Los que se quedan

Los que se quedan

Darse un chapuzón nada más despertar, coger cangrejos con un cubo de plástico a las doce de la mañana, dormir una siesta del carnero con la barriga llena de camarones y vino blanco a la una y media, encontrarse con Onán a las cuatro y cuarto, comer un bocadillo de bacon-queso a las seis, jugar a las palas sobre la arena a las seis y media, saborear un helado de nata con nueces a las siete, beberse un gin-tonic bien cargado de hielo a las diez o cantar a grito pelado “Ave María cuándo serás mía” a la medianoche son placeres certificados por el laboratorio mundial del desahogo.
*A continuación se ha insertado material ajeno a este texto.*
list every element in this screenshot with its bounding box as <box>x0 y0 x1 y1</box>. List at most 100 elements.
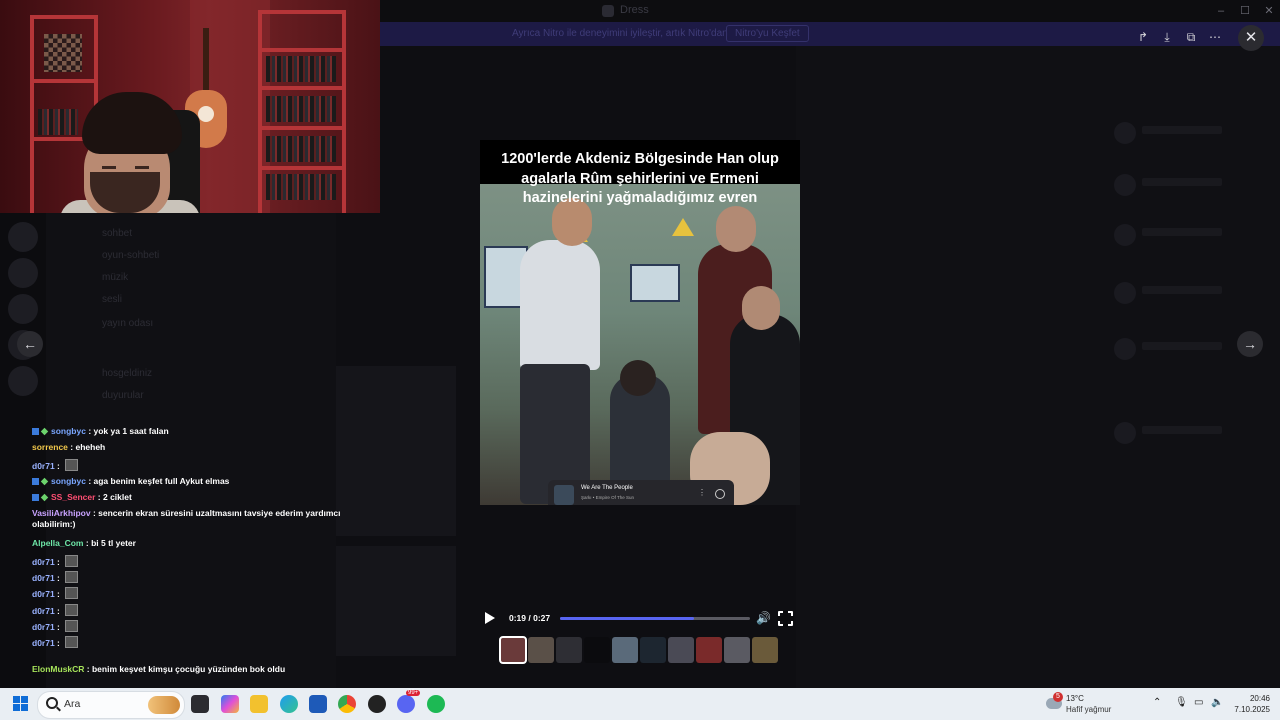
channel-item[interactable]: sesli <box>102 294 122 305</box>
member-item[interactable] <box>1114 220 1254 250</box>
emote-icon <box>65 459 79 471</box>
server-icon[interactable] <box>8 222 38 252</box>
chat-username: sorrence <box>32 442 68 452</box>
fullscreen-icon[interactable] <box>777 610 794 627</box>
channel-item[interactable]: sohbet <box>102 228 132 239</box>
chat-username: d0r71 <box>32 557 55 567</box>
forward-icon[interactable]: ↱ <box>1132 26 1154 48</box>
emote-icon <box>65 620 79 632</box>
spotify-icon[interactable] <box>427 695 445 713</box>
chat-message: Alpella_Com : bi 5 tl yeter <box>32 538 136 548</box>
thumbnail[interactable] <box>724 637 750 663</box>
taskbar-search[interactable]: Ara <box>37 691 185 719</box>
chat-username: d0r71 <box>32 622 55 632</box>
member-item[interactable] <box>1114 334 1254 364</box>
minimize-button[interactable]: – <box>1212 3 1230 19</box>
channel-list: sohbet oyun-sohbeti müzik sesli yayın od… <box>46 212 336 412</box>
search-placeholder: Ara <box>64 698 81 710</box>
next-arrow-icon[interactable]: → <box>1237 331 1263 357</box>
thumbnail[interactable] <box>612 637 638 663</box>
chat-username: d0r71 <box>32 461 55 471</box>
thumbnail[interactable] <box>752 637 778 663</box>
thumbnail[interactable] <box>696 637 722 663</box>
bookshelf <box>258 10 346 213</box>
start-icon[interactable] <box>13 696 29 712</box>
chat-username: d0r71 <box>32 573 55 583</box>
time-display: 0:19 / 0:27 <box>509 613 551 623</box>
more-icon[interactable]: ⋯ <box>1204 26 1226 48</box>
chat-username: VasiliArkhipov <box>32 508 91 518</box>
chat-message: d0r71 : <box>32 604 79 617</box>
seek-bar[interactable] <box>560 617 750 620</box>
channel-item[interactable]: yayın odası <box>102 318 153 329</box>
weather-badge: 5 <box>1053 692 1063 702</box>
thumbnail[interactable] <box>528 637 554 663</box>
message-embed <box>336 546 456 656</box>
banner-button[interactable]: Nitro'yu Keşfet <box>726 25 809 42</box>
channel-item[interactable]: oyun-sohbeti <box>102 250 159 261</box>
server-icon[interactable] <box>8 294 38 324</box>
file-explorer-icon[interactable] <box>250 695 268 713</box>
chrome-icon[interactable] <box>338 695 356 713</box>
volume-icon[interactable]: 🔊 <box>756 611 771 625</box>
moderator-badge-icon <box>32 494 39 501</box>
chat-message: VasiliArkhipov : sencerin ekran süresini… <box>32 508 341 529</box>
thumbnail[interactable] <box>668 637 694 663</box>
thumbnail[interactable] <box>584 637 610 663</box>
task-view-icon[interactable] <box>191 695 209 713</box>
weather-desc: Hafif yağmur <box>1066 705 1112 714</box>
moderator-badge-icon <box>32 428 39 435</box>
search-highlight-image <box>148 696 180 714</box>
chat-message: d0r71 : <box>32 620 79 633</box>
channel-item[interactable]: duyurular <box>102 390 144 401</box>
chevron-up-icon[interactable]: ⌃ <box>1153 697 1161 708</box>
thumbnail[interactable] <box>640 637 666 663</box>
video-caption: 1200'lerde Akdeniz Bölgesinde Han olup a… <box>501 151 779 206</box>
edge-icon[interactable] <box>280 695 298 713</box>
previous-arrow-icon[interactable]: ← <box>17 331 43 357</box>
thumbnail[interactable] <box>499 636 527 664</box>
app-logo-icon <box>602 5 614 17</box>
copilot-icon[interactable] <box>221 695 239 713</box>
song-title: We Are The People <box>581 485 633 491</box>
download-icon[interactable]: ⤓ <box>1156 26 1178 48</box>
clock-time: 20:46 <box>1249 694 1270 703</box>
member-item[interactable] <box>1114 278 1254 308</box>
chat-username: d0r71 <box>32 589 55 599</box>
channel-item[interactable]: müzik <box>102 272 128 283</box>
member-list <box>1100 80 1280 640</box>
chat-message: d0r71 : <box>32 459 79 472</box>
member-item[interactable] <box>1114 118 1254 148</box>
moderator-badge-icon <box>32 478 39 485</box>
thumbnail[interactable] <box>556 637 582 663</box>
speaker-icon[interactable]: 🔈 <box>1211 697 1223 708</box>
microphone-icon[interactable]: 🎙 <box>1175 697 1188 708</box>
server-icon[interactable] <box>8 258 38 288</box>
maximize-button[interactable]: ☐ <box>1236 3 1254 19</box>
chat-username: songbyc <box>51 476 86 486</box>
member-item[interactable] <box>1114 418 1254 448</box>
store-icon[interactable] <box>309 695 327 713</box>
sparkle-badge-icon <box>40 493 49 502</box>
chat-message: sorrence : eheheh <box>32 442 106 452</box>
sparkle-badge-icon <box>40 477 49 486</box>
network-icon[interactable]: ▭ <box>1194 697 1203 708</box>
open-external-icon[interactable]: ⧉ <box>1180 26 1202 48</box>
app-icon[interactable] <box>368 695 386 713</box>
window-close-button[interactable]: ✕ <box>1260 3 1278 19</box>
chessboard <box>44 34 82 72</box>
close-viewer-button[interactable]: ✕ <box>1238 25 1264 51</box>
channel-item[interactable]: hosgeldiniz <box>102 368 152 379</box>
chat-username: SS_Sencer <box>51 492 96 502</box>
emote-icon <box>65 571 79 583</box>
emote-icon <box>65 636 79 648</box>
more-icon: ⋮ <box>698 488 706 497</box>
discord-icon[interactable] <box>397 695 415 713</box>
clock[interactable]: 20:46 7.10.2025 <box>1226 693 1270 715</box>
message-embed <box>336 366 456 536</box>
play-icon[interactable] <box>485 612 495 624</box>
server-icon[interactable] <box>8 366 38 396</box>
chat-message: d0r71 : <box>32 636 79 649</box>
member-item[interactable] <box>1114 170 1254 200</box>
emote-icon <box>65 555 79 567</box>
Sin embargo, poco se habla del gusto inefable, de la paja cerebral y ocular que puede suponer una llorera bien echada. Agosto es el mejor mes para el llanto, porque, se ponga como se ponga T. S. Eliot, es el más cruel, sobre todo para los que no pueden verter sus lágrimas en el agua del mar. Agosto es un mes en el que los huecos que dejan los veraneantes que abandonan la urbe se llenan de fantasmas que son memoria y deseo; entonces los dolores parecen metidos en una piedra de ámbar: uno se puede permitir el lujo de mirarlos desde muchos ángulos, recrearse en ellos de una forma morbosa, sádica, masoquista y, finalmente, placentera.